- Directed by: Nancy Schwartzman
- Produced by: Nancy Schwartzman; Rachel de Leon; Christopher Clements; Julie Goldman; Alice Henty; Amanda Pike;
- Cinematography: Jenni Morello
- Edited by: Inbal B. Lessner; Kim Roberts;
- Music by: Morgan Kibby
- Production companies: Center for Investigative Reporting Studios; Motto Pictures;
- Distributed by: Netflix
- Release dates: January 23, 2023 (Sundance); May 19, 2023;
- Running time: 90 minutes
- Country: United States
- Language: English

= Victim/Suspect =

Victim/Suspect is a 2023 American documentary film, directed and produced by Nancy Schwartzman. It follows young women who are charged by police with making false rape accusations, despite being truthful.

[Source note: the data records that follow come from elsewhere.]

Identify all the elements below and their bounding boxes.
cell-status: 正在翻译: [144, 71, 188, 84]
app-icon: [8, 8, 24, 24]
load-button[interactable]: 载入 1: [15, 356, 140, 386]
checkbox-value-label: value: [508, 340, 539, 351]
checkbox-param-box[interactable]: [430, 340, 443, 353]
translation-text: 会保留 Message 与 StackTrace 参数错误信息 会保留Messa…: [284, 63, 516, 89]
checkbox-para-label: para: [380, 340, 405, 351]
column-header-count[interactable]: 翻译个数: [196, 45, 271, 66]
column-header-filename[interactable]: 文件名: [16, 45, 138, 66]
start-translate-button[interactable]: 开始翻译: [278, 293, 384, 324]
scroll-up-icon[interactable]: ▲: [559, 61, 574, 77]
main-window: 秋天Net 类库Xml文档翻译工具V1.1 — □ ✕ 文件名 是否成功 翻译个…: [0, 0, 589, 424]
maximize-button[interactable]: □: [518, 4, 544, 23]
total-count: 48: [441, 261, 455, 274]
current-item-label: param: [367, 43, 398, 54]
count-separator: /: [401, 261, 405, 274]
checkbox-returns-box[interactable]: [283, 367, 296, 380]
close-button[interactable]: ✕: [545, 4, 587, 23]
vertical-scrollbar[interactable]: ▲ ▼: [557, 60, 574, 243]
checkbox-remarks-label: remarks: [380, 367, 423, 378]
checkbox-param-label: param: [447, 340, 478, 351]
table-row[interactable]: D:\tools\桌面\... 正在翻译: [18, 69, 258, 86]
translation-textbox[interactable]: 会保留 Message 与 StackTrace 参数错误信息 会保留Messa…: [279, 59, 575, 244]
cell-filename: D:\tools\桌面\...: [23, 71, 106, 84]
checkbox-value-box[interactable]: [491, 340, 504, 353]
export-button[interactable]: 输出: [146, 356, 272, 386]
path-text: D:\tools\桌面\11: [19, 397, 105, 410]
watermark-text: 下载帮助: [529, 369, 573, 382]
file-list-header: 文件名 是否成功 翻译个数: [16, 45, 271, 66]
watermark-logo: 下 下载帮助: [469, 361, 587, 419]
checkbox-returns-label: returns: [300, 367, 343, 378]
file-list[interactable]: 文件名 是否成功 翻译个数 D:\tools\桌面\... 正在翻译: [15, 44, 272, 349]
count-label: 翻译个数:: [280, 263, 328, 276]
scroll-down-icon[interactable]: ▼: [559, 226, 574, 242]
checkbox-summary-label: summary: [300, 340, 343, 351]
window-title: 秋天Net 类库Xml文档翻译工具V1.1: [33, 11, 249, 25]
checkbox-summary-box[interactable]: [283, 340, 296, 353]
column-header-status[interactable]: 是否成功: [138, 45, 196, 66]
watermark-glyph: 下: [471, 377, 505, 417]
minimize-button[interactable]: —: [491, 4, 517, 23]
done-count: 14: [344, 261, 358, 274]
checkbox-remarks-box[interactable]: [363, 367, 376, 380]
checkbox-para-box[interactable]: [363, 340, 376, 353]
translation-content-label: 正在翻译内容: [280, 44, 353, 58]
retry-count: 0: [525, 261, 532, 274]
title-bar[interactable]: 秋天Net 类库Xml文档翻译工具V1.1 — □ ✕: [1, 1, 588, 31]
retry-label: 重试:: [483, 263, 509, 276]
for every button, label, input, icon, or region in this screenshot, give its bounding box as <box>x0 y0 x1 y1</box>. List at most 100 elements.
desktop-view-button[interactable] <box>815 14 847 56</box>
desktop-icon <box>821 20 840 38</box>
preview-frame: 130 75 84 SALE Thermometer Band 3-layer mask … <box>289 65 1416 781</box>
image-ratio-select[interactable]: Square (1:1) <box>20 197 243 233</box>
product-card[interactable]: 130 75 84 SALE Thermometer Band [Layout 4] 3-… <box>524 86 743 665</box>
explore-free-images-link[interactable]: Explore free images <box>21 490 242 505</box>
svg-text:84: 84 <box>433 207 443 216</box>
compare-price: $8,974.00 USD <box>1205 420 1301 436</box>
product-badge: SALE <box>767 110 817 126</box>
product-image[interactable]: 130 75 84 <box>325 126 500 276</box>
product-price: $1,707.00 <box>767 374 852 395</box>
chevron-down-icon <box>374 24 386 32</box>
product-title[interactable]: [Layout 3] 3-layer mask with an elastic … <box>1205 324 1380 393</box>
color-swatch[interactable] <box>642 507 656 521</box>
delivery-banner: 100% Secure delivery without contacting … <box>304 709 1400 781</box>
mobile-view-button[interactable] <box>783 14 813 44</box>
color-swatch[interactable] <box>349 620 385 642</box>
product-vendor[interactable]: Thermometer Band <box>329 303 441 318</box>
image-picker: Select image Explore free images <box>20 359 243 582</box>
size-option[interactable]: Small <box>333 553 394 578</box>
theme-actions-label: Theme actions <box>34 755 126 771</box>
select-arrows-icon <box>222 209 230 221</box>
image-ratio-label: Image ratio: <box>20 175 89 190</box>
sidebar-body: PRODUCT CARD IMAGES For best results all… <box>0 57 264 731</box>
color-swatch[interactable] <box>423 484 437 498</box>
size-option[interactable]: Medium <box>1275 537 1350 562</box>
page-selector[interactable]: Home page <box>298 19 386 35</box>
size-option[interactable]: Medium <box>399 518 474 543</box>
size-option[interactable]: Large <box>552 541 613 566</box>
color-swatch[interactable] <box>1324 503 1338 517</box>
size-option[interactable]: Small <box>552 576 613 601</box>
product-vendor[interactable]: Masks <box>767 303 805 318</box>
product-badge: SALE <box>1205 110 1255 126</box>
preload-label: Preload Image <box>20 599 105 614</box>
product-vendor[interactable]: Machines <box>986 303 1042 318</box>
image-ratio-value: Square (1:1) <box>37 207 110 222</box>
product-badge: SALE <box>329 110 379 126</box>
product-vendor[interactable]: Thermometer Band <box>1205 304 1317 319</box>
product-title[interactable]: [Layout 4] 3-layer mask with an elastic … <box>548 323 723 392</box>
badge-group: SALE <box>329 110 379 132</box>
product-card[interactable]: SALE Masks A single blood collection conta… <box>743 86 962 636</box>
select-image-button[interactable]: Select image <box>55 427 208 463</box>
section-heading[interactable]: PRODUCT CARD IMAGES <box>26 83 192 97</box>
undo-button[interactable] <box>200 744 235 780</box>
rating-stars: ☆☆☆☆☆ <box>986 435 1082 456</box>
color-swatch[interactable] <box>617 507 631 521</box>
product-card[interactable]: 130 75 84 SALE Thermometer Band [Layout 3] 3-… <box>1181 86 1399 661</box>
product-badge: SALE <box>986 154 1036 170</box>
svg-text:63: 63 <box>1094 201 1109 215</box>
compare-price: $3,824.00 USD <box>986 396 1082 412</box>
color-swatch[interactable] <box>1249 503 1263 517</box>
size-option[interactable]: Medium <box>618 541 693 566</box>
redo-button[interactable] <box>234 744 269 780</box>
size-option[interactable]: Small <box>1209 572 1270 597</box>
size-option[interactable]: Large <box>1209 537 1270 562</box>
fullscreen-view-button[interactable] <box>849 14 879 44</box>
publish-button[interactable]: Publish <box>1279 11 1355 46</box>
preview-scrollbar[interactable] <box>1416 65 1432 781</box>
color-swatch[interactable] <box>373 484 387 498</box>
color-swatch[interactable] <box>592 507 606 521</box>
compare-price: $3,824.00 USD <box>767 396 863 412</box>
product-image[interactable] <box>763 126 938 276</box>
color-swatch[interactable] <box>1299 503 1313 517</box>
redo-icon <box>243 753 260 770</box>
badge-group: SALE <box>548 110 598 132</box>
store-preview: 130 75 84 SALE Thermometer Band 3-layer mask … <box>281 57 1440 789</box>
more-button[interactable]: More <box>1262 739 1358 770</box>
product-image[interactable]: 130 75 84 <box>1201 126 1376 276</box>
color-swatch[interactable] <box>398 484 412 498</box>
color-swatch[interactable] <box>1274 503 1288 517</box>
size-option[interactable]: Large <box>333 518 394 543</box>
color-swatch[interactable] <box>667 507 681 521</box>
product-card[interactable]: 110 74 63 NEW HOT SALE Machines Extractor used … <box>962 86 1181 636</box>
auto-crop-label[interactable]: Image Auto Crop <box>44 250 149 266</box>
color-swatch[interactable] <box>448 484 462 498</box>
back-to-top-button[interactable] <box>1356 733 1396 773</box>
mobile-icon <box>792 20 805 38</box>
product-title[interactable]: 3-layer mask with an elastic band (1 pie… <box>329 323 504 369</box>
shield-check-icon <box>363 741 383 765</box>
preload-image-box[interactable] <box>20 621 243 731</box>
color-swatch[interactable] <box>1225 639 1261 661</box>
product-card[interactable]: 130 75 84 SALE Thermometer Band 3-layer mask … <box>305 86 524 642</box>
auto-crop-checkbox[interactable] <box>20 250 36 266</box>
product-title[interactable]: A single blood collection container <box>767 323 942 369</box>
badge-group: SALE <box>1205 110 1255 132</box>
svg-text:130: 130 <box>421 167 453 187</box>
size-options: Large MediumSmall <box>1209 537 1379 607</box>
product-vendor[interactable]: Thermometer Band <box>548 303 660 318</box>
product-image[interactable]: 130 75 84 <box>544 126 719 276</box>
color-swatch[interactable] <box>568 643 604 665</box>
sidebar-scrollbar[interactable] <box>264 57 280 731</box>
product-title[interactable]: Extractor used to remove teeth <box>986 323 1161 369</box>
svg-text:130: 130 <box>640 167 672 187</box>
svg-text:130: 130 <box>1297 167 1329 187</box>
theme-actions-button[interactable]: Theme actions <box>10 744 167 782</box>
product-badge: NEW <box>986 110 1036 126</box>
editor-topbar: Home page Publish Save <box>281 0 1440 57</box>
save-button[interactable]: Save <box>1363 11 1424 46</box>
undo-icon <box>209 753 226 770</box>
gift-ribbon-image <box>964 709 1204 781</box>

It had its world premiere at the 2023 Sundance Film Festival on January 23, 2023, and was released in a limited release on May 19, 2023, prior to streaming on Netflix on May 23, 2023.

==Premise==
Rachel de Leon, a journalist at The Center for Investigative Reporting discovers a number of legal cases across the United States, where young women are charged by police for making false rape accusations, despite being truthful.

==Release==
It had its world premiere at the 2023 Sundance Film Festival on January 23, 2023. It also screened at CPH:DOX on March 20, 2023. It was released in a limited release on May 19, 2023, prior to streaming on Netflix on May 23, 2023.

==Reception==
Victim/Suspect received mostly positive reviews from critics. On Metacritic the film holds a score of 67 out of 100 based on five reviews, indicating "generally favorable reviews". On Rotten Tomatoes it holds a score of 79% based on 33 reviews, with an average score of 6.9 out of 10. The critics consensus reads "Although it's arguably not quite the documentary its subject deserves, Victim/Suspect remains an important and infuriating piece of journalism."